Moreover, the Board of Directors proposes to the Annual General Meeting to re-elect Juhani Anttila as Chairman of the Board. Andreas Umbach and Dr J.T Bergqvist are proposed to be elected as Members of the Compensation Committee.
Paul E. Otth, Vice Chairman of the Board, has reached the Company's age limit and therefore cannot stand for re-election. Kenth-Ake Jönsson decided not to stand for reelection for personal reasons. The Board of Directors thanks the leaving Board Members for their precious contributions to Ascom.
The invitation to the Annual General Meeting of 1 April 2014 will be published on 11 March 2014.
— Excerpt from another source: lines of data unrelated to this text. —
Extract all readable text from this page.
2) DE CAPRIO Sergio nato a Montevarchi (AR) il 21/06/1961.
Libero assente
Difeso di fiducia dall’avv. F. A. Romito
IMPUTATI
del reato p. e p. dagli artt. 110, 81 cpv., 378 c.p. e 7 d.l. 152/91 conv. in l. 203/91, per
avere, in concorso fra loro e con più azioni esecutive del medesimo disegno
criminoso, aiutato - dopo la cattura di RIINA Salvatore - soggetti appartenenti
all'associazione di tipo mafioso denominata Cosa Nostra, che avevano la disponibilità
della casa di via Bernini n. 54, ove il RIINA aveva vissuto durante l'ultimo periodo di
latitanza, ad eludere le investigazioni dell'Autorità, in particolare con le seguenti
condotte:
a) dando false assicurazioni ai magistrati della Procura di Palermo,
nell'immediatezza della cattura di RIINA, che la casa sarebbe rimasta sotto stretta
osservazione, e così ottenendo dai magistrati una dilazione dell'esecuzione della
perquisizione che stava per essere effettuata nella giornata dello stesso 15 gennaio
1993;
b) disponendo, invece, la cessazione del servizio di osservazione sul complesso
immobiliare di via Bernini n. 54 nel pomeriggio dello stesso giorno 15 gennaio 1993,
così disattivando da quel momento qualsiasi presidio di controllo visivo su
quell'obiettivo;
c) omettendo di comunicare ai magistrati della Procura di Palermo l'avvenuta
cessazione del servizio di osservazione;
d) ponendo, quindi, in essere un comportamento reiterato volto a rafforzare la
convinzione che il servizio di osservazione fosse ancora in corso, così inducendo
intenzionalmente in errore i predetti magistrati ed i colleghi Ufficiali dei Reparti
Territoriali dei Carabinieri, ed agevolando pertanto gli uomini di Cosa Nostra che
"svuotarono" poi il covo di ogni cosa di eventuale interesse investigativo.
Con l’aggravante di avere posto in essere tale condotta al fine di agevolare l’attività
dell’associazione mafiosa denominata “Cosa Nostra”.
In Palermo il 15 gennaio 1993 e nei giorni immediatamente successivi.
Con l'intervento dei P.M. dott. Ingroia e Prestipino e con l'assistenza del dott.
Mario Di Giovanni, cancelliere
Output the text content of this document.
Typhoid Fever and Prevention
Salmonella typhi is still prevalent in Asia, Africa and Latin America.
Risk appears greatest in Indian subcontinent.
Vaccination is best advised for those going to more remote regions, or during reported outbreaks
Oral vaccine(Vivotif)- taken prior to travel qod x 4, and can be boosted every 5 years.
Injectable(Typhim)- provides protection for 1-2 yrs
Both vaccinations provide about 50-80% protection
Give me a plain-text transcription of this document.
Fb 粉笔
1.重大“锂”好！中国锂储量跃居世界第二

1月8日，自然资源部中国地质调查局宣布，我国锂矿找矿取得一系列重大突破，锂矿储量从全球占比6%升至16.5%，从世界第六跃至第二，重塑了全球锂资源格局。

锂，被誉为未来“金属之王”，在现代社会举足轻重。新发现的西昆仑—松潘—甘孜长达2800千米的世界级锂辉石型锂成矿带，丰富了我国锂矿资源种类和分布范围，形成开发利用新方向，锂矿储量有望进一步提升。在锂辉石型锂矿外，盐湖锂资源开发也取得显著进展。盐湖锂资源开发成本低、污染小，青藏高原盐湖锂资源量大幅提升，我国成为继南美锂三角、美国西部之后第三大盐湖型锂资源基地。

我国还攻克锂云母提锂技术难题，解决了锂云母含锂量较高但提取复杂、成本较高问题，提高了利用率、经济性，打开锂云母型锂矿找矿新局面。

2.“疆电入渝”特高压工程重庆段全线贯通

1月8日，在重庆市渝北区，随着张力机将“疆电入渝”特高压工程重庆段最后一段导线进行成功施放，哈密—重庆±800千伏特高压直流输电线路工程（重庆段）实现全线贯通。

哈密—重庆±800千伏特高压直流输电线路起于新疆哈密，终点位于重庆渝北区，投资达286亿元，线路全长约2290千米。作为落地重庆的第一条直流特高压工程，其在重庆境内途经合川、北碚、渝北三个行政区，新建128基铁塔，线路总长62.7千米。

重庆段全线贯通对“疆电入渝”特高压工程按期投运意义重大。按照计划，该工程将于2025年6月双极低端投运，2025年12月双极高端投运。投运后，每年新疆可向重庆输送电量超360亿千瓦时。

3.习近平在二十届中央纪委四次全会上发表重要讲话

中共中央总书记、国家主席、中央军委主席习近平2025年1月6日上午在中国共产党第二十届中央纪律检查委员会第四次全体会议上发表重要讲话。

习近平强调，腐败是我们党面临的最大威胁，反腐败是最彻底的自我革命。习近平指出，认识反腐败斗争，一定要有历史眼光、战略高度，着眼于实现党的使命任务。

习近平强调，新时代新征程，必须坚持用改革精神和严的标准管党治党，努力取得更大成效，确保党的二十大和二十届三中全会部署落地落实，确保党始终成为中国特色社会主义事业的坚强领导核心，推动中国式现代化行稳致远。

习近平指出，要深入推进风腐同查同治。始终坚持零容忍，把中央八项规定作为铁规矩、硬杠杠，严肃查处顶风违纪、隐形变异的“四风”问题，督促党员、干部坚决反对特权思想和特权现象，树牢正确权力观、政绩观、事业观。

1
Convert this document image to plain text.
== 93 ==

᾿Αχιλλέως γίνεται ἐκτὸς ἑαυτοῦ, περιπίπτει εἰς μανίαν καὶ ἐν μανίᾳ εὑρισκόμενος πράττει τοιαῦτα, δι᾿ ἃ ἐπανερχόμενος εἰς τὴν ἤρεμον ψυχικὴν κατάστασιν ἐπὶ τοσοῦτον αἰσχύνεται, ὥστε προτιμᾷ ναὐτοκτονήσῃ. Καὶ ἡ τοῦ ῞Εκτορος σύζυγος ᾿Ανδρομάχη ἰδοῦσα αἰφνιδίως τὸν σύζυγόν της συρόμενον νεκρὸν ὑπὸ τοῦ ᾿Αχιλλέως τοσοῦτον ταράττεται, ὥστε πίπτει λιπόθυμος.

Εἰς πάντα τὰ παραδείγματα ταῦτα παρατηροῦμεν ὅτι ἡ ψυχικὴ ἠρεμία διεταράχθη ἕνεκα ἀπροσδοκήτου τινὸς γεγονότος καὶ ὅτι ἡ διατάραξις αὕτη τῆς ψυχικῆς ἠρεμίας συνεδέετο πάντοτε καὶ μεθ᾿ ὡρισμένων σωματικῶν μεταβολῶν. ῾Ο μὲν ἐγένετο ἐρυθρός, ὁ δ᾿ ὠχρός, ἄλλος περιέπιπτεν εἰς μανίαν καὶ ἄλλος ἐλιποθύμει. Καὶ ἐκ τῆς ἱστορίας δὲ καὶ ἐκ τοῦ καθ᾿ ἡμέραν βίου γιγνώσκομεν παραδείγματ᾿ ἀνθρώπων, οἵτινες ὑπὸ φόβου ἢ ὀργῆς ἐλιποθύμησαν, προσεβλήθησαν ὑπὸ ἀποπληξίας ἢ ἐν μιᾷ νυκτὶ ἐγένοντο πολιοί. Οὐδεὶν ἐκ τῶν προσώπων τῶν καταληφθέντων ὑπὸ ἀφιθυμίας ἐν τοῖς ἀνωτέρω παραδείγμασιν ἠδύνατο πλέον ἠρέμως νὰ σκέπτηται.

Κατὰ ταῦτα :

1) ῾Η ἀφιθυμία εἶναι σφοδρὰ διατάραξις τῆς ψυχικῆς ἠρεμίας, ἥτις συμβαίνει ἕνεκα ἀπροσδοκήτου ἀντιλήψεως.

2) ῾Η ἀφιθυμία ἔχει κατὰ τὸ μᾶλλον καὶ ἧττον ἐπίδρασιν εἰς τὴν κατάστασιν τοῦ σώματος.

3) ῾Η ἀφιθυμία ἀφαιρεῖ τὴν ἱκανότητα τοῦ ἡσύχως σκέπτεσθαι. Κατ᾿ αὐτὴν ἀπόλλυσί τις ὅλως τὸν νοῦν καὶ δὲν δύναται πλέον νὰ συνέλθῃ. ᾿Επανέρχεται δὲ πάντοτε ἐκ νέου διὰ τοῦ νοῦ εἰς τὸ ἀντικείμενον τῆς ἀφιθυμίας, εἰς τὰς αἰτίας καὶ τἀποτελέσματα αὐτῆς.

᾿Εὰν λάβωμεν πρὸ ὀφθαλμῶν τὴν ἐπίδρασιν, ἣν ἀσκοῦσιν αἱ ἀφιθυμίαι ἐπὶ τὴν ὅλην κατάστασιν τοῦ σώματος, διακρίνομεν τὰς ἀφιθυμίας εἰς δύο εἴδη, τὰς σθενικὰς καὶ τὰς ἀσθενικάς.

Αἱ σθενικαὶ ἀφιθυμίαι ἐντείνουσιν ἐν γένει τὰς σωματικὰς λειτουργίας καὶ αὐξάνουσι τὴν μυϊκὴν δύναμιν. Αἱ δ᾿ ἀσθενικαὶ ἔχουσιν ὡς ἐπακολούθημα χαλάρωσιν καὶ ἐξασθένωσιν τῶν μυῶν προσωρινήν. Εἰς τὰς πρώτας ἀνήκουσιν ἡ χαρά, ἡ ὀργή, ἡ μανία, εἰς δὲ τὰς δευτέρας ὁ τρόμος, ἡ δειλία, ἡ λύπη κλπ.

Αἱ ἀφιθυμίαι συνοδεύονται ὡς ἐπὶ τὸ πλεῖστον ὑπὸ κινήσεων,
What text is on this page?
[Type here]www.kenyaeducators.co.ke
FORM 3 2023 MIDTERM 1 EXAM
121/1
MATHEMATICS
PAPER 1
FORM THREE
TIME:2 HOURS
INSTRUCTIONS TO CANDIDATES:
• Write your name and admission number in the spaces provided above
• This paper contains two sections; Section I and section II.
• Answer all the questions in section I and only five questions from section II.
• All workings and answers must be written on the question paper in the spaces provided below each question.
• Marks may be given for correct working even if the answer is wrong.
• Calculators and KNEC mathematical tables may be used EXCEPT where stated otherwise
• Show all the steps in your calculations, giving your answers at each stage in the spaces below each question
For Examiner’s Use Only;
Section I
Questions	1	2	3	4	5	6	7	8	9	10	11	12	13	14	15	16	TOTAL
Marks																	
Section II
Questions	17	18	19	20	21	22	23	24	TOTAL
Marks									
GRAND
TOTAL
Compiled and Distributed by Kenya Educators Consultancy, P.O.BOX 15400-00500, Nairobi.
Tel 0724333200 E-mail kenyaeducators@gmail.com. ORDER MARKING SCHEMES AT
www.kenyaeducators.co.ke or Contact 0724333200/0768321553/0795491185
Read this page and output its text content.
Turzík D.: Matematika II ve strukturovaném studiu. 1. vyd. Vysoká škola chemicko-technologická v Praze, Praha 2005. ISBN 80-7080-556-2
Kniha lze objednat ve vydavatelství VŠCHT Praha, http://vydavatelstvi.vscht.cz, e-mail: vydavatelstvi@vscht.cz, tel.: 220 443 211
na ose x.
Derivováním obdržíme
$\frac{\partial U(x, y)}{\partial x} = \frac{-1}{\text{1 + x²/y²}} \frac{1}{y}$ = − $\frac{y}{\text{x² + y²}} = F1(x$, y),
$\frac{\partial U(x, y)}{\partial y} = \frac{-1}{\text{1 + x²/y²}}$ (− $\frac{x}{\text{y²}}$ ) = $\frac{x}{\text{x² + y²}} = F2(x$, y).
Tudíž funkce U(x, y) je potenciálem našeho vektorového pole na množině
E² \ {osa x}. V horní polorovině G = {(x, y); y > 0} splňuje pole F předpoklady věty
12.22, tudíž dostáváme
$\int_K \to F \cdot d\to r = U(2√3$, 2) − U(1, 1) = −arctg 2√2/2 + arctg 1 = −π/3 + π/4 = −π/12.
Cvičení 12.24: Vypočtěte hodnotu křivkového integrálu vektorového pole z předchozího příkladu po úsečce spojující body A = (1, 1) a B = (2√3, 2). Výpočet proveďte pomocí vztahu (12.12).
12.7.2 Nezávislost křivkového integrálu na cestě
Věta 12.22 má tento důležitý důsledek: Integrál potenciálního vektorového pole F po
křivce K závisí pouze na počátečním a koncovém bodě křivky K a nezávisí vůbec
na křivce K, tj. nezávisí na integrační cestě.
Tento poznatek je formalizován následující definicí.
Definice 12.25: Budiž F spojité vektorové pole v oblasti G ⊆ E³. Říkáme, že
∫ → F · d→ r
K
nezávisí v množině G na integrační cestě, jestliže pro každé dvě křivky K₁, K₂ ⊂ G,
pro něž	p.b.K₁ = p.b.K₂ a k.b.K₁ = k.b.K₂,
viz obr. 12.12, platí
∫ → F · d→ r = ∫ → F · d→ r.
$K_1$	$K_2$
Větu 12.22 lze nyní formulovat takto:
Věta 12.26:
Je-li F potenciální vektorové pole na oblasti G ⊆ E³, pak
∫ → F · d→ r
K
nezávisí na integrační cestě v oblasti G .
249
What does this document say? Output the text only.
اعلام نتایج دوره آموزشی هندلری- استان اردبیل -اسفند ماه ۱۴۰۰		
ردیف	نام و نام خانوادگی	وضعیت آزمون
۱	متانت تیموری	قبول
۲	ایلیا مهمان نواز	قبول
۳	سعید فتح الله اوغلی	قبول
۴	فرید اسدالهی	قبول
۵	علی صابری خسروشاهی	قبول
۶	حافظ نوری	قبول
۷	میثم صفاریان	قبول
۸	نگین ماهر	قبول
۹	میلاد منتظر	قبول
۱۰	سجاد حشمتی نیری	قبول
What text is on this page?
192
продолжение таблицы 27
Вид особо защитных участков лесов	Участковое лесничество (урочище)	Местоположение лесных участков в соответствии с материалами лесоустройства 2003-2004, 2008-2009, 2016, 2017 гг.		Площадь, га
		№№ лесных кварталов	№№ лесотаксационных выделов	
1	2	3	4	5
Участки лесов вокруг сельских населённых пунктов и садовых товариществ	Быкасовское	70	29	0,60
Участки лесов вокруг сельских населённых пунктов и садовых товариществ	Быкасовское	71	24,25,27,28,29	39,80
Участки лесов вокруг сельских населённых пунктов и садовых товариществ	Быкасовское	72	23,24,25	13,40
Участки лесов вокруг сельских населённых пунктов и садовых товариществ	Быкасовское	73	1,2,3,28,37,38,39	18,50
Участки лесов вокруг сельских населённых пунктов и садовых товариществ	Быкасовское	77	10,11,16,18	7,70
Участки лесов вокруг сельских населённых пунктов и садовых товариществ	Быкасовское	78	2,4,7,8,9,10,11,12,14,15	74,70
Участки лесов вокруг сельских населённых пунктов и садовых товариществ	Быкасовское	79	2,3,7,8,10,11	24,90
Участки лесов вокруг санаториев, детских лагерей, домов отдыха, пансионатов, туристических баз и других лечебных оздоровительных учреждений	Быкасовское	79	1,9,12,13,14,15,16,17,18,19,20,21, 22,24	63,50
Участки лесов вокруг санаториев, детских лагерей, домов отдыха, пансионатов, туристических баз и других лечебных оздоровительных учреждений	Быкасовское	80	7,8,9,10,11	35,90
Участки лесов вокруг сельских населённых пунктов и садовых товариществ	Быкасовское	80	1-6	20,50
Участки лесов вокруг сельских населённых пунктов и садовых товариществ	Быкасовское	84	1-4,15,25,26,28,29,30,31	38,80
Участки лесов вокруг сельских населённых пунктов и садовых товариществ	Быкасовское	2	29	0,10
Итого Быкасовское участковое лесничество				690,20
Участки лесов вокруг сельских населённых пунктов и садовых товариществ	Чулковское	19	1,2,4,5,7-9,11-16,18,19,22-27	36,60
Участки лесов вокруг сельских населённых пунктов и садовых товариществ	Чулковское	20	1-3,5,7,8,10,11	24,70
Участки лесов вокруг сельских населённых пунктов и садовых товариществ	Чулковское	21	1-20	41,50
This document does not constitute an offer or solicitation to subscribe for, purchase or sell any securities. This document is not being issued in the United States of America or the United Kingdom and should not be distributed in any jurisdiction in a manner where such distribution would not comply with regulatory requirements. In particular, this document may not be distributed into the United States, to United States persons or to publications with a general circulation in the United States. In addition, the securities of Ascom have not been and will not be registered in any jurisdiction outside Switzerland. The securities of Ascom may not be offered, sold or delivered and no solicitation to purchase such securities may be made within the United States or to U.S. persons absent an applicable exemption from the registration requirements of the United States securities laws or within any other jurisdiction and in a manner where such offer, sale, delivery or solicitation might not be in compliance with regulatory requirements (including the United Kingdom).